As the planners well know but don’t care to publicise very explicitly, or even mention unless forced to, the extra housing is being built to meet external demand from those who currently live east of the Tamar but who want to come and share the ‘Cornwall lifestyle’. These are the same in-migrants our chief planning officer assures us aren’t attracted at all by new housing. In the Alice in Wonderland world the Council inhabits, the fact that around three quarters of new housing, at a minimum, goes either directly or indirectly to meet external demand apparently has no bearing at all on the ethic proportions of the population in Cornwall. So the massive social changes we have seen since the 1960s just can’t have happened. We must have dreamt it. Or fallen prey to some figment of our collective imagination.
If the first two arguments weren’t disingenuous enough, Cornwall Council then throws in a third. Significantly for the first time admitting the possibility that the Local Plan might indeed alter the proportion of the population, ‘even if’ it does this still doesn’t impact on Article 16. This conclusion is drawn on the grounds that feeding the process of in-migration and population in this way is not intentional.
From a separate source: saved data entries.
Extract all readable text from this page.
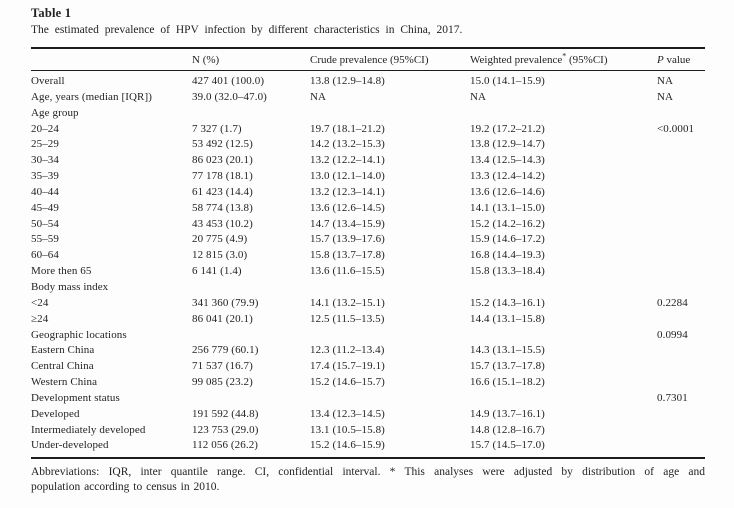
Table 1
The estimated prevalence of HPV infection by different characteristics in China, 2017.
	N (%)	Crude prevalence (95%CI)	Weighted prevalence* (95%CI)	P value
Overall	427 401 (100.0)	13.8 (12.9–14.8)	15.0 (14.1–15.9)	NA
Age, years (median [IQR])	39.0 (32.0–47.0)	NA	NA	NA
Age group				
20–24	7 327 (1.7)	19.7 (18.1–21.2)	19.2 (17.2–21.2)	<0.0001
25–29	53 492 (12.5)	14.2 (13.2–15.3)	13.8 (12.9–14.7)	
30–34	86 023 (20.1)	13.2 (12.2–14.1)	13.4 (12.5–14.3)	
35–39	77 178 (18.1)	13.0 (12.1–14.0)	13.3 (12.4–14.2)	
40–44	61 423 (14.4)	13.2 (12.3–14.1)	13.6 (12.6–14.6)	
45–49	58 774 (13.8)	13.6 (12.6–14.5)	14.1 (13.1–15.0)	
50–54	43 453 (10.2)	14.7 (13.4–15.9)	15.2 (14.2–16.2)	
55–59	20 775 (4.9)	15.7 (13.9–17.6)	15.9 (14.6–17.2)	
60–64	12 815 (3.0)	15.8 (13.7–17.8)	16.8 (14.4–19.3)	
More then 65	6 141 (1.4)	13.6 (11.6–15.5)	15.8 (13.3–18.4)	
Body mass index				
<24	341 360 (79.9)	14.1 (13.2–15.1)	15.2 (14.3–16.1)	0.2284
≥24	86 041 (20.1)	12.5 (11.5–13.5)	14.4 (13.1–15.8)	
Geographic locations				0.0994
Eastern China	256 779 (60.1)	12.3 (11.2–13.4)	14.3 (13.1–15.5)	
Central China	71 537 (16.7)	17.4 (15.7–19.1)	15.7 (13.7–17.8)	
Western China	99 085 (23.2)	15.2 (14.6–15.7)	16.6 (15.1–18.2)	
Development status				0.7301
Developed	191 592 (44.8)	13.4 (12.3–14.5)	14.9 (13.7–16.1)	
Intermediately developed	123 753 (29.0)	13.1 (10.5–15.8)	14.8 (12.8–16.7)	
Under-developed	112 056 (26.2)	15.2 (14.6–15.9)	15.7 (14.5–17.0)	
Abbreviations: IQR, inter quantile range. CI, confidential interval. * This analyses were adjusted by distribution of age and
population according to census in 2010.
This is the ‘don’t blame us, we never meant it’ defence. The unintended consequences of the Local Plan in encouraging further in-migration may be crystal clear, but as the Local Plan’s aim is to ‘meet the needs of all sections of the community’ (which should surely more accurately read ‘to meet the needs of communities in Cornwall and members of other communities currently residing outside Cornwall’), then somehow the Framework Charter doesn’t apply to the Council’s Local Plan. This is despite the fact that most unbiased observers would conclude the housing target is bound to result in a further alteration of the proportions of the population in Cornwall, as it has done since the 1960s. This will make it increasingly difficult to maintain, develop and preserve the Cornish identity.
It might have been so different if councillors had shown some political leadership. The Council could have seized the opportunity of the Framework Charter last year and worked up a robust argument for a reduced housing target on the basis of Articles 5 and 16. It could have argued that, following half a century during which Cornwall has done more than its fair share to accommodate the desire of people to leave England, this would provide a much-needed breathing space to allow new communities to assimilate and learn a sense of place. Instead, it wasted its time desperately casting around for reasons to avoid the implications of the Charter for the Protection of National Minorities, while sadly continuing to ignore the rights of the Cornish people.